The league contends Michael Salazar should not have standing to sue. A few years ago, Salazar, who signed up for a free online newsletter published by the NBA, watched videos on NBA.com. He did so while logged into his Facebook account. Salazar’s viewing history was transmitted to Meta via a Facebook cookie and his internet browser; Facebook uses that type of data for targeted ads. There is no allegation that Meta (or the NBA or anyone else) disclosed Salazar’s viewing history and other info to the public. That point didn’t sway the Second Circuit, which underscored how the NBA “receives financial remuneration from this arrangement.”
The NBA insists this sequence of events does not provide for a viable claim under U.S. law. The sequence reflects one business disclosing personal information to another without any disclosure to the public. The league maintains the U.S. Courts of Appeal for the Third, Seventh, Tenth and Eleventh Circuits have held that consumers in analogous situations to Salazar suffered no concrete harm when the transmission was non-public. As the league describes it, the Second Circuit has contrastingly held “consumers are always concretely harmed whenever a business discloses any information about them to anyone without their prior authorization.”
Another alleged problem in the Second Circuit’s reasoning is how it construed the scope of the VPAA. Signed into law by President Ronald Reagan in 1988, the VPAA was a response to a newspaper leaking the video rental history of Judge Robert Bork while he was a nominee for the U.S. Supreme Court. The leaking was intended to embarrass Bork, whose nomination was ultimately rejected by the U.S. Senate albeit for reasons unrelated to his rental list. The VPAA prohibits videotape service providers—whom the statute defines as persons or businesses engaged in the rental, sale or delivery “of prerecorded video cassette tapes or similar audiovisual materials”—from knowingly disclosing consumers’ information.

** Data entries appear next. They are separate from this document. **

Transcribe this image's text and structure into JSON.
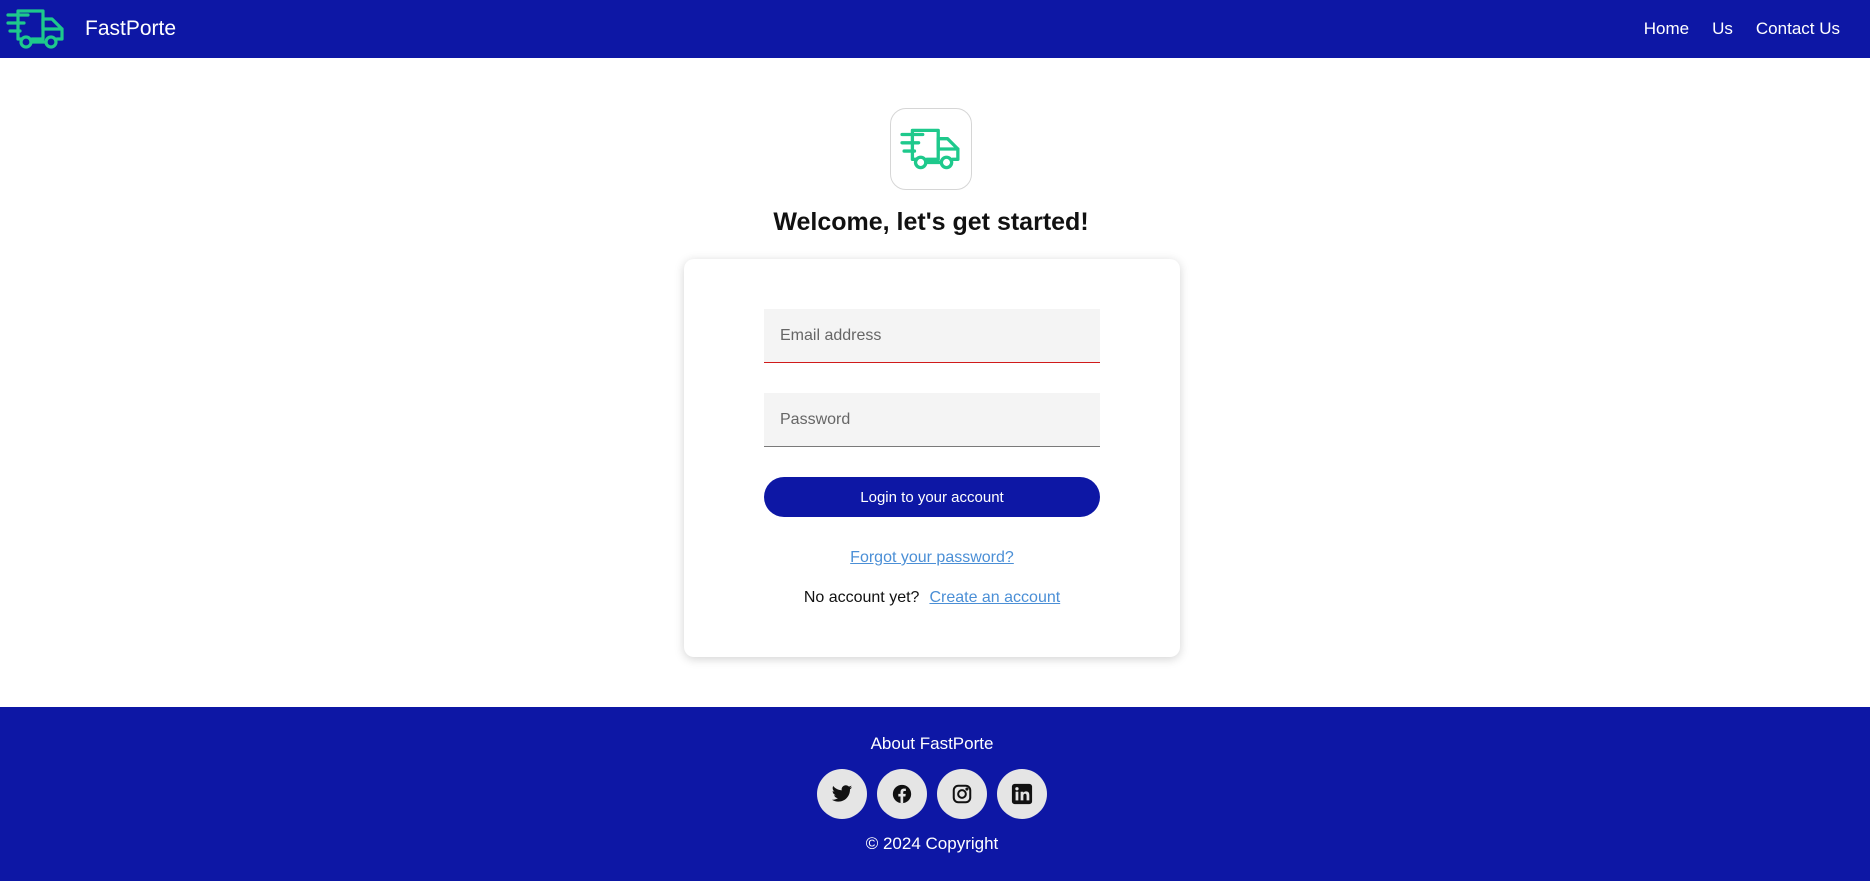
{
  "header": {
    "brand_name": "FastPorte",
    "nav": [
      {
        "label": "Home"
      },
      {
        "label": "Us"
      },
      {
        "label": "Contact Us"
      }
    ]
  },
  "login": {
    "heading": "Welcome, let's get started!",
    "email_placeholder": "Email address",
    "email_value": "",
    "password_placeholder": "Password",
    "password_value": "",
    "submit_label": "Login to your account",
    "forgot_label": "Forgot your password?",
    "no_account_text": "No account yet?",
    "create_account_label": "Create an account"
  },
  "footer": {
    "about_label": "About FastPorte",
    "socials": [
      {
        "icon": "twitter-icon"
      },
      {
        "icon": "facebook-icon"
      },
      {
        "icon": "instagram-icon"
      },
      {
        "icon": "linkedin-icon"
      }
    ],
    "copyright": "© 2024 Copyright"
  },
  "colors": {
    "brand_blue": "#0d17a5",
    "truck_green": "#1ec98c",
    "link_blue": "#4b8fd6",
    "email_underline": "#d01a1a"
  }
}
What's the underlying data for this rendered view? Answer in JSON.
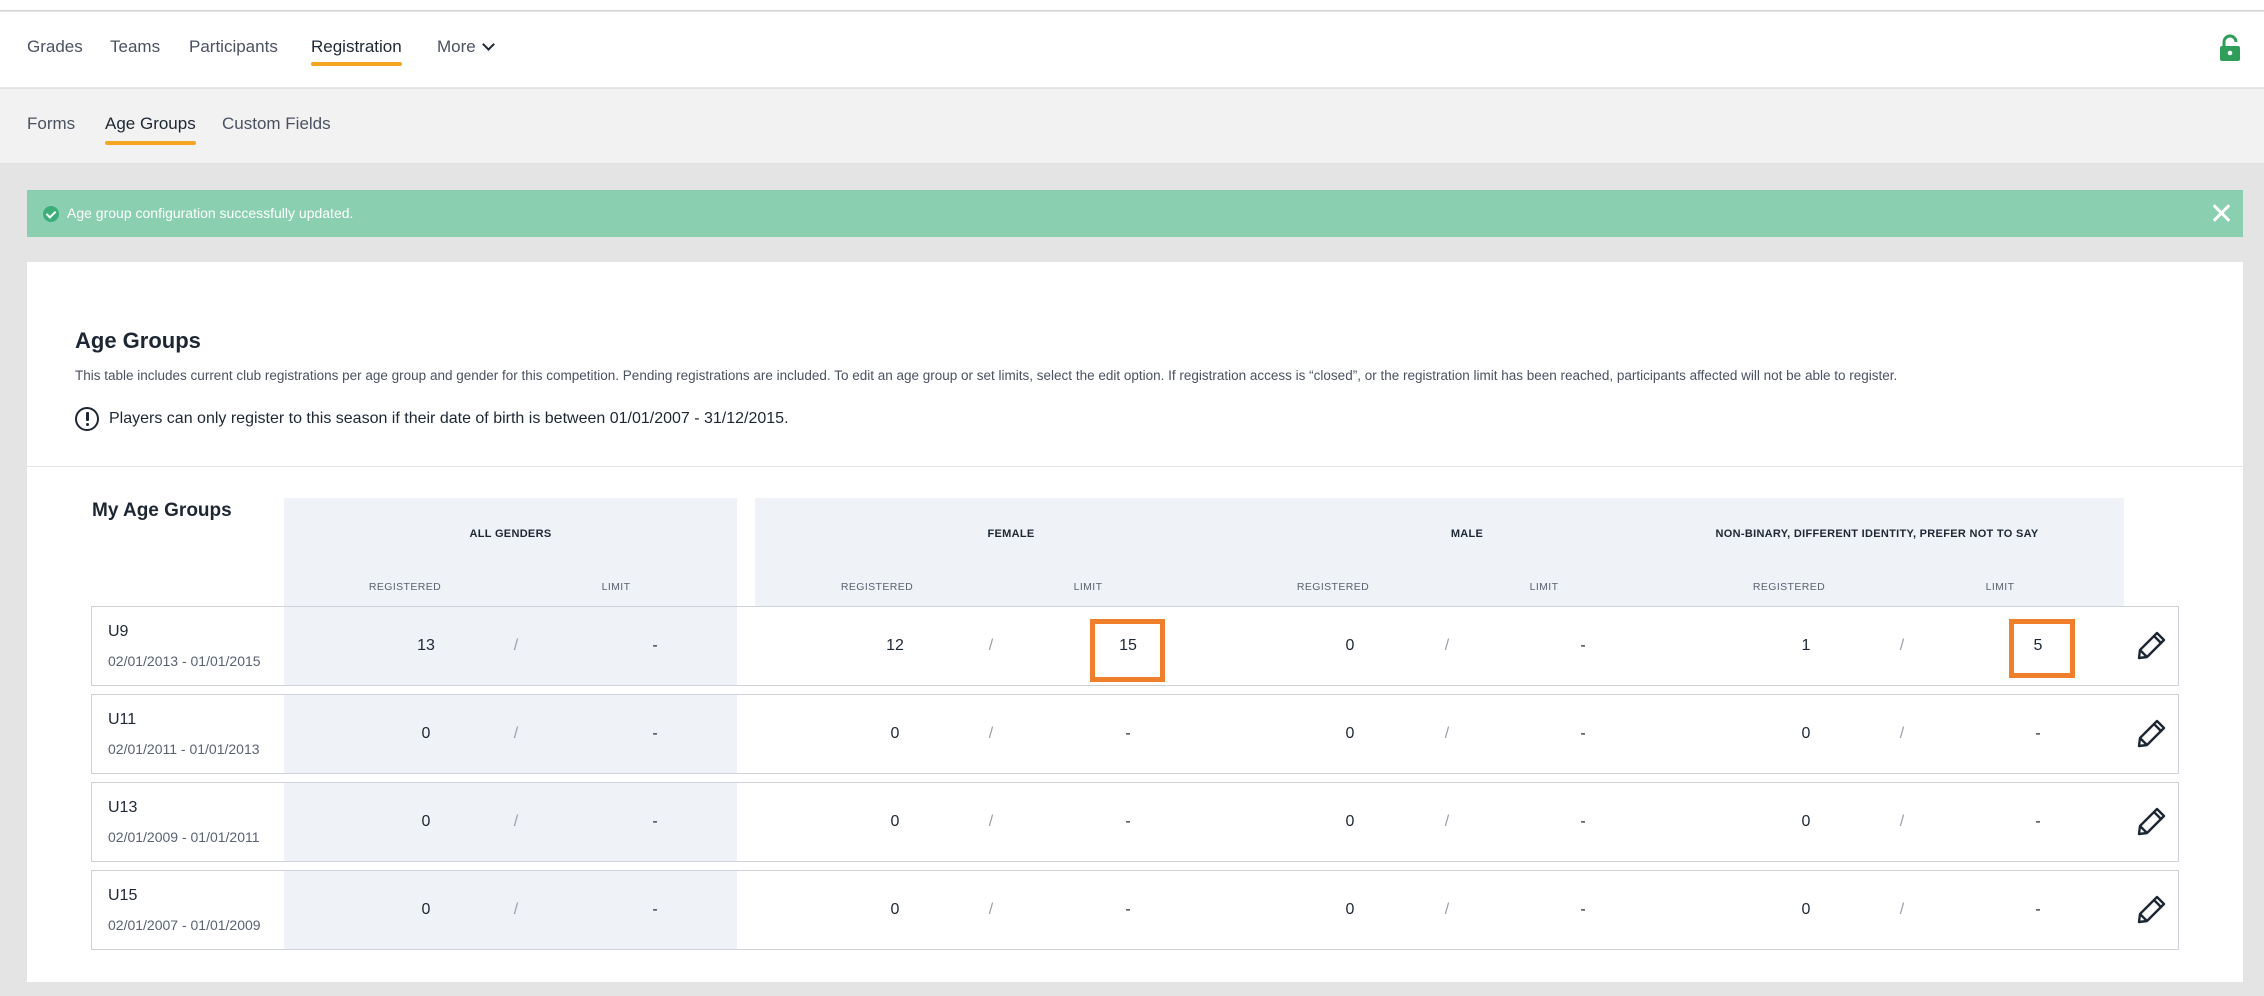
{
  "nav": {
    "tabs": [
      {
        "label": "Grades"
      },
      {
        "label": "Teams"
      },
      {
        "label": "Participants"
      },
      {
        "label": "Registration"
      },
      {
        "label": "More"
      }
    ]
  },
  "subnav": {
    "tabs": [
      {
        "label": "Forms"
      },
      {
        "label": "Age Groups"
      },
      {
        "label": "Custom Fields"
      }
    ]
  },
  "alert": {
    "message": "Age group configuration successfully updated.",
    "color": "#89cfb0"
  },
  "card": {
    "title": "Age Groups",
    "description": "This table includes current club registrations per age group and gender for this competition. Pending registrations are included. To edit an age group or set limits, select the edit option. If registration access is “closed”, or the registration limit has been reached, participants affected will not be able to register.",
    "info": "Players can only register to this season if their date of birth is between 01/01/2007 - 31/12/2015."
  },
  "table": {
    "title": "My Age Groups",
    "groups": [
      "ALL GENDERS",
      "FEMALE",
      "MALE",
      "NON-BINARY, DIFFERENT IDENTITY, PREFER NOT TO SAY"
    ],
    "sub_registered": "REGISTERED",
    "sub_limit": "LIMIT",
    "slash": "/",
    "rows": [
      {
        "name": "U9",
        "range": "02/01/2013 - 01/01/2015",
        "cells": [
          "13",
          "-",
          "12",
          "15",
          "0",
          "-",
          "1",
          "5"
        ]
      },
      {
        "name": "U11",
        "range": "02/01/2011 - 01/01/2013",
        "cells": [
          "0",
          "-",
          "0",
          "-",
          "0",
          "-",
          "0",
          "-"
        ]
      },
      {
        "name": "U13",
        "range": "02/01/2009 - 01/01/2011",
        "cells": [
          "0",
          "-",
          "0",
          "-",
          "0",
          "-",
          "0",
          "-"
        ]
      },
      {
        "name": "U15",
        "range": "02/01/2007 - 01/01/2009",
        "cells": [
          "0",
          "-",
          "0",
          "-",
          "0",
          "-",
          "0",
          "-"
        ]
      }
    ]
  },
  "colors": {
    "accent_underline": "#f5a623",
    "highlight": "#f07f2b",
    "lock": "#2e9e5a"
  }
}
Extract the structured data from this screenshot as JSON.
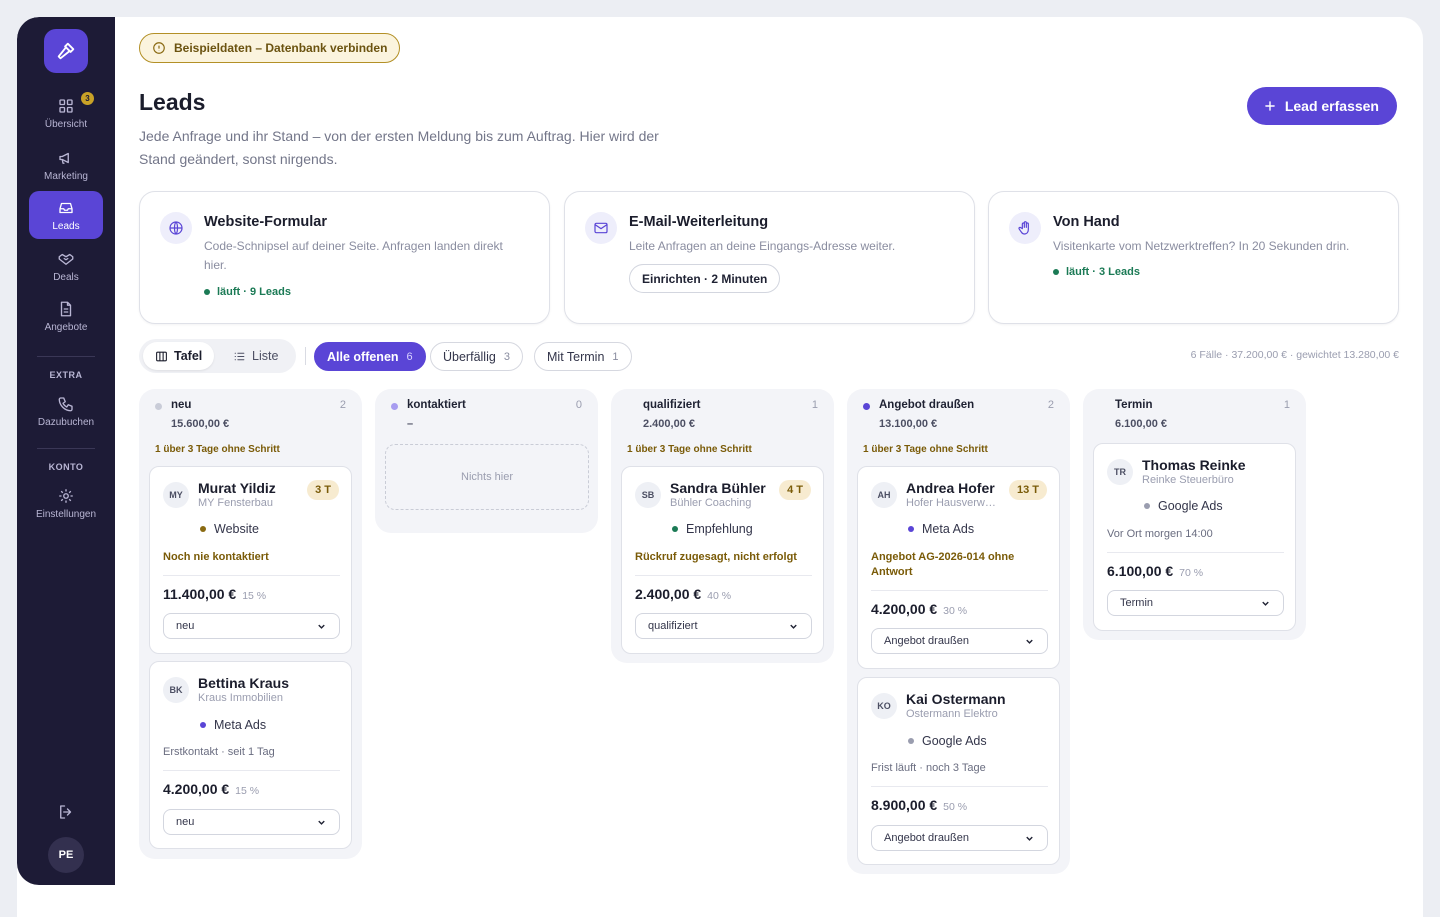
{
  "nav": {
    "items": [
      {
        "label": "Übersicht",
        "badge": "3",
        "icon": "grid-icon"
      },
      {
        "label": "Marketing",
        "icon": "megaphone-icon"
      },
      {
        "label": "Leads",
        "icon": "inbox-icon",
        "active": true
      },
      {
        "label": "Deals",
        "icon": "handshake-icon"
      },
      {
        "label": "Angebote",
        "icon": "document-icon"
      }
    ],
    "extra_heading": "EXTRA",
    "extra_item": {
      "label": "Dazubuchen",
      "icon": "phone-icon"
    },
    "account_heading": "KONTO",
    "account_item": {
      "label": "Einstellungen",
      "icon": "gear-icon"
    },
    "user_initials": "PE"
  },
  "banner": {
    "text": "Beispieldaten – Datenbank verbinden"
  },
  "header": {
    "title": "Leads",
    "subtitle": "Jede Anfrage und ihr Stand – von der ersten Meldung bis zum Auftrag. Hier wird der Stand geändert, sonst nirgends.",
    "primary_button": "Lead erfassen"
  },
  "sources": [
    {
      "title": "Website-Formular",
      "desc": "Code-Schnipsel auf deiner Seite. Anfragen landen direkt hier.",
      "status": "läuft · 9 Leads",
      "icon": "globe-icon"
    },
    {
      "title": "E-Mail-Weiterleitung",
      "desc": "Leite Anfragen an deine Eingangs-Adresse weiter.",
      "button": "Einrichten · 2 Minuten",
      "icon": "mail-icon"
    },
    {
      "title": "Von Hand",
      "desc": "Visitenkarte vom Netzwerktreffen? In 20 Sekunden drin.",
      "status": "läuft · 3 Leads",
      "icon": "hand-icon"
    }
  ],
  "toolbar": {
    "view_board": "Tafel",
    "view_list": "Liste",
    "filters": [
      {
        "label": "Alle offenen",
        "count": "6"
      },
      {
        "label": "Überfällig",
        "count": "3"
      },
      {
        "label": "Mit Termin",
        "count": "1"
      }
    ],
    "summary": "6 Fälle · 37.200,00 € · gewichtet 13.280,00 €"
  },
  "colors": {
    "accent": "#5a45d6",
    "sidebar": "#1d1b36",
    "warn": "#7a5b08",
    "ok": "#1b7a55"
  },
  "columns": [
    {
      "name": "neu",
      "count": "2",
      "sum": "15.600,00 €",
      "warn": "1 über 3 Tage ohne Schritt",
      "dot": "#c9ccd8"
    },
    {
      "name": "kontaktiert",
      "count": "0",
      "sum": "–",
      "empty": "Nichts hier",
      "dot": "#a79cf0"
    },
    {
      "name": "qualifiziert",
      "count": "1",
      "sum": "2.400,00 €",
      "warn": "1 über 3 Tage ohne Schritt",
      "dot": ""
    },
    {
      "name": "Angebot draußen",
      "count": "2",
      "sum": "13.100,00 €",
      "warn": "1 über 3 Tage ohne Schritt",
      "dot": "#5a45d6"
    },
    {
      "name": "Termin",
      "count": "1",
      "sum": "6.100,00 €",
      "dot": ""
    }
  ],
  "cards": [
    {
      "initials": "MY",
      "name": "Murat Yildiz",
      "company": "MY Fensterbau",
      "age": "3 T",
      "source": "Website",
      "source_color": "#8a6a12",
      "note": "Noch nie kontaktiert",
      "value": "11.400,00 €",
      "pct": "15 %",
      "stage": "neu"
    },
    {
      "initials": "BK",
      "name": "Bettina Kraus",
      "company": "Kraus Immobilien",
      "source": "Meta Ads",
      "source_color": "#5a45d6",
      "note": "Erstkontakt · seit 1 Tag",
      "value": "4.200,00 €",
      "pct": "15 %",
      "stage": "neu"
    },
    {
      "initials": "SB",
      "name": "Sandra Bühler",
      "company": "Bühler Coaching",
      "age": "4 T",
      "source": "Empfehlung",
      "source_color": "#1b7a55",
      "note": "Rückruf zugesagt, nicht erfolgt",
      "value": "2.400,00 €",
      "pct": "40 %",
      "stage": "qualifiziert"
    },
    {
      "initials": "AH",
      "name": "Andrea Hofer",
      "company": "Hofer Hausverwaltung",
      "age": "13 T",
      "source": "Meta Ads",
      "source_color": "#5a45d6",
      "note": "Angebot AG-2026-014 ohne Antwort",
      "value": "4.200,00 €",
      "pct": "30 %",
      "stage": "Angebot draußen"
    },
    {
      "initials": "KO",
      "name": "Kai Ostermann",
      "company": "Ostermann Elektro",
      "source": "Google Ads",
      "source_color": "#9a9daf",
      "note": "Frist läuft · noch 3 Tage",
      "value": "8.900,00 €",
      "pct": "50 %",
      "stage": "Angebot draußen"
    },
    {
      "initials": "TR",
      "name": "Thomas Reinke",
      "company": "Reinke Steuerbüro",
      "source": "Google Ads",
      "source_color": "#9a9daf",
      "note": "Vor Ort morgen 14:00",
      "value": "6.100,00 €",
      "pct": "70 %",
      "stage": "Termin"
    }
  ]
}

The NBA insists the Second Circuit erred by finding the VPAA applicable to Salazar, who subscribed to the NBA’s free email newsletter but not to any NBA audiovisual goods or services. The Second Circuit, as the NBA sees it, has extended the VPAA’s scope to those who watched audiovisual content “without renting, buying or subscribing to it.” The league cites cases that conflict with such an expansive interpretation.
The political objectives of the VPAA are also highlighted by the NBA. “Congress,” the NBA writes, “intended to protect consumers like Judge Bork from having their video histories leaked to the public, not consumers, like Salazar, who watched a few free videos online.” Similarly, the league adds, the VPAA “was not meant to cover people who watch free basketball highlights on a public-facing website.”
The broader implications of Salazar v. NBA should also warrant the Court’s attention, the NBA writes. While the underlying facts may seem unimportant and mundane—a random person watching a video on NBA.com and a cookie transmitting some data for Facebook ads—the NBA urges the Court to play out the Second Circuit’s reasoning. As the NBA sees it, the Second Circuit’s interpretation means the VPAA protects “anyone who purchases anything from any business that puts out any video content, even free content on a public website.” This framework, the league contends, “could effectively destroy” ordinary internet practices that enable “countless websites to offer audiovisual content that is both consumer-friendly and free.”
In that same vein, the NBA details how “countless websites” offer free video content to consumers, and that data collected through viewing these websites “is essential to the modern internet economy.” The data helps businesses craft marketing and advertising policies and provides insights on ad rates and website improvements.